Have a Backup Plan (Here’s Your Free Gift)

 

I get the best workouts EVER whenever I’m in attendance at Yellow Rose. The community, camaraderie, the coaching, the music, the entire experience… gah, it just makes my workouts so much better.

 

But when daycare calls and I can’t leave a kid at home by themselves covered in a stomach bug, I have to have a backup plan. Or maybe for you, the boss walked in at 4:50 right before you were trying to leave for that 530PM class… you need a backup plan.

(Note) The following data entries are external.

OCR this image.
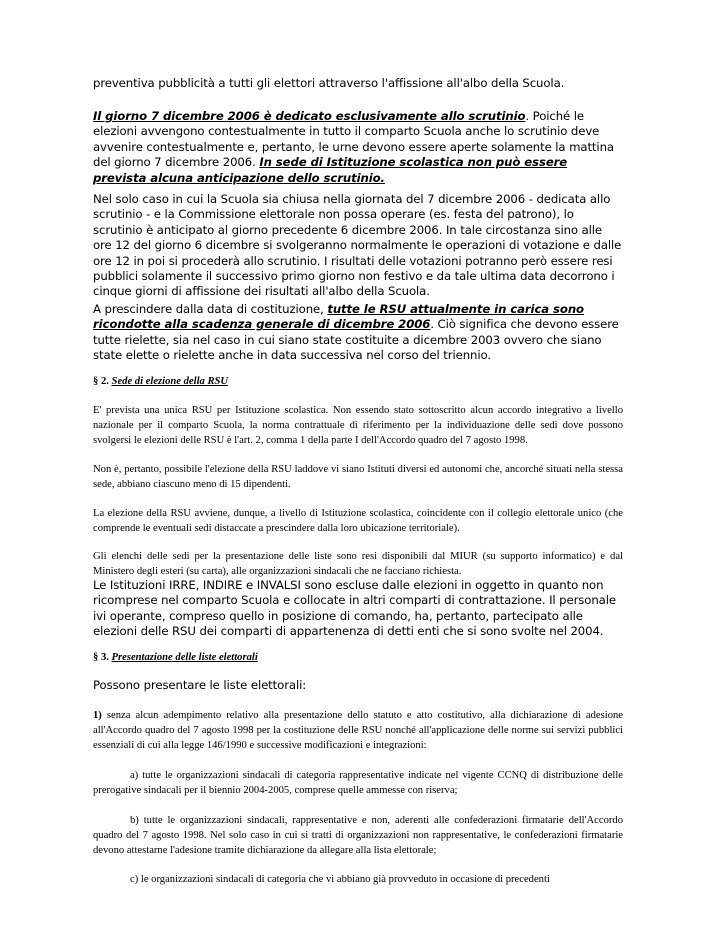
preventiva pubblicità a tutti gli elettori attraverso l'affissione all'albo della Scuola.

Il giorno 7 dicembre 2006 è dedicato esclusivamente allo scrutinio. Poiché le elezioni avvengono contestualmente in tutto il comparto Scuola anche lo scrutinio deve avvenire contestualmente e, pertanto, le urne devono essere aperte solamente la mattina del giorno 7 dicembre 2006. In sede di Istituzione scolastica non può essere prevista alcuna anticipazione dello scrutinio.

Nel solo caso in cui la Scuola sia chiusa nella giornata del 7 dicembre 2006 - dedicata allo scrutinio - e la Commissione elettorale non possa operare (es. festa del patrono), lo scrutinio è anticipato al giorno precedente 6 dicembre 2006. In tale circostanza sino alle ore 12 del giorno 6 dicembre si svolgeranno normalmente le operazioni di votazione e dalle ore 12 in poi si procederà allo scrutinio. I risultati delle votazioni potranno però essere resi pubblici solamente il successivo primo giorno non festivo e da tale ultima data decorrono i cinque giorni di affissione dei risultati all'albo della Scuola.

A prescindere dalla data di costituzione, tutte le RSU attualmente in carica sono ricondotte alla scadenza generale di dicembre 2006. Ciò significa che devono essere tutte rielette, sia nel caso in cui siano state costituite a dicembre 2003 ovvero che siano state elette o rielette anche in data successiva nel corso del triennio.

§ 2. Sede di elezione della RSU

E' prevista una unica RSU per Istituzione scolastica. Non essendo stato sottoscritto alcun accordo integrativo a livello nazionale per il comparto Scuola, la norma contrattuale di riferimento per la individuazione delle sedi dove possono svolgersi le elezioni delle RSU è l'art. 2, comma 1 della parte I dell'Accordo quadro del 7 agosto 1998.

Non è, pertanto, possibile l'elezione della RSU laddove vi siano Istituti diversi ed autonomi che, ancorché situati nella stessa sede, abbiano ciascuno meno di 15 dipendenti.

La elezione della RSU avviene, dunque, a livello di Istituzione scolastica, coincidente con il collegio elettorale unico (che comprende le eventuali sedi distaccate a prescindere dalla loro ubicazione territoriale).

Gli elenchi delle sedi per la presentazione delle liste sono resi disponibili dal MIUR (su supporto informatico) e dal Ministero degli esteri (su carta), alle organizzazioni sindacali che ne facciano richiesta.

Le Istituzioni IRRE, INDIRE e INVALSI sono escluse dalle elezioni in oggetto in quanto non ricomprese nel comparto Scuola e collocate in altri comparti di contrattazione. Il personale ivi operante, compreso quello in posizione di comando, ha, pertanto, partecipato alle elezioni delle RSU dei comparti di appartenenza di detti enti che si sono svolte nel 2004.

§ 3. Presentazione delle liste elettorali

Possono presentare le liste elettorali:

1) senza alcun adempimento relativo alla presentazione dello statuto e atto costitutivo, alla dichiarazione di adesione all'Accordo quadro del 7 agosto 1998 per la costituzione delle RSU nonché all'applicazione delle norme sui servizi pubblici essenziali di cui alla legge 146/1990 e successive modificazioni e integrazioni:

a) tutte le organizzazioni sindacali di categoria rappresentative indicate nel vigente CCNQ di distribuzione delle prerogative sindacali per il biennio 2004-2005, comprese quelle ammesse con riserva;

b) tutte le organizzazioni sindacali, rappresentative e non, aderenti alle confederazioni firmatarie dell'Accordo quadro del 7 agosto 1998. Nel solo caso in cui si tratti di organizzazioni non rappresentative, le confederazioni firmatarie devono attestarne l'adesione tramite dichiarazione da allegare alla lista elettorale;

c) le organizzazioni sindacali di categoria che vi abbiano già provveduto in occasione di precedenti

There are a few things we can do…

 

Option 1) Treat today as a rest day.

Check out your calendar. Are there other days that you could make a workout happen? Sweet. Let’s do that. Easy pivot.

 

But in the realm of kid sickness, do you think they’ll be back at school tomorrow? Hmm. Maybe we shouldn’t let an off day turn into an off week.

 

Option 2) At-Home Workout.

Listen, I just described to you that my workouts at the gym are the BEST. But just because we aren’t getting the best workout possible doesn’t mean it’s not worth getting in a workout. In the words of John Welbourn, “Exercise is like moving a big-ass pile of dirt. Some days you get a shovel, and some days you get a spoon. As long as you move some dirt, you’re getting closer.”

 

So here’s my gift to you. It’s 24 At-Home Workouts you could do with no equipment. Bookmark this page on your phone, and remind yourself that you can always get in a workout at home, even when things don’t go as planned.

 

CLICK HERE FOR THE WORKOUTS.

 

Somethings better than nothing, especially when it comes to fitness. It’s never a waste of time to do an easy workout, and it’s never a waste of time to only do something little.

 

What matters is that we continue to flex our consistency. It’s the most important figurative muscle in our body. If we can make sure that we do something… ANYTHING… 3-4 times a week, you’ll never fall slowly out of shape.

 

Developing the skill to do something little while things are crazy is tough, but it’s a tough thing that has huge benefits. You’ll be a better role model for your kids. You’ll be healthier for your kids. You’ll feel accomplished and happy… which will help you show up better for your kids.

If you’ll do anything for your kids, learn this skill and continue to flex your consistency.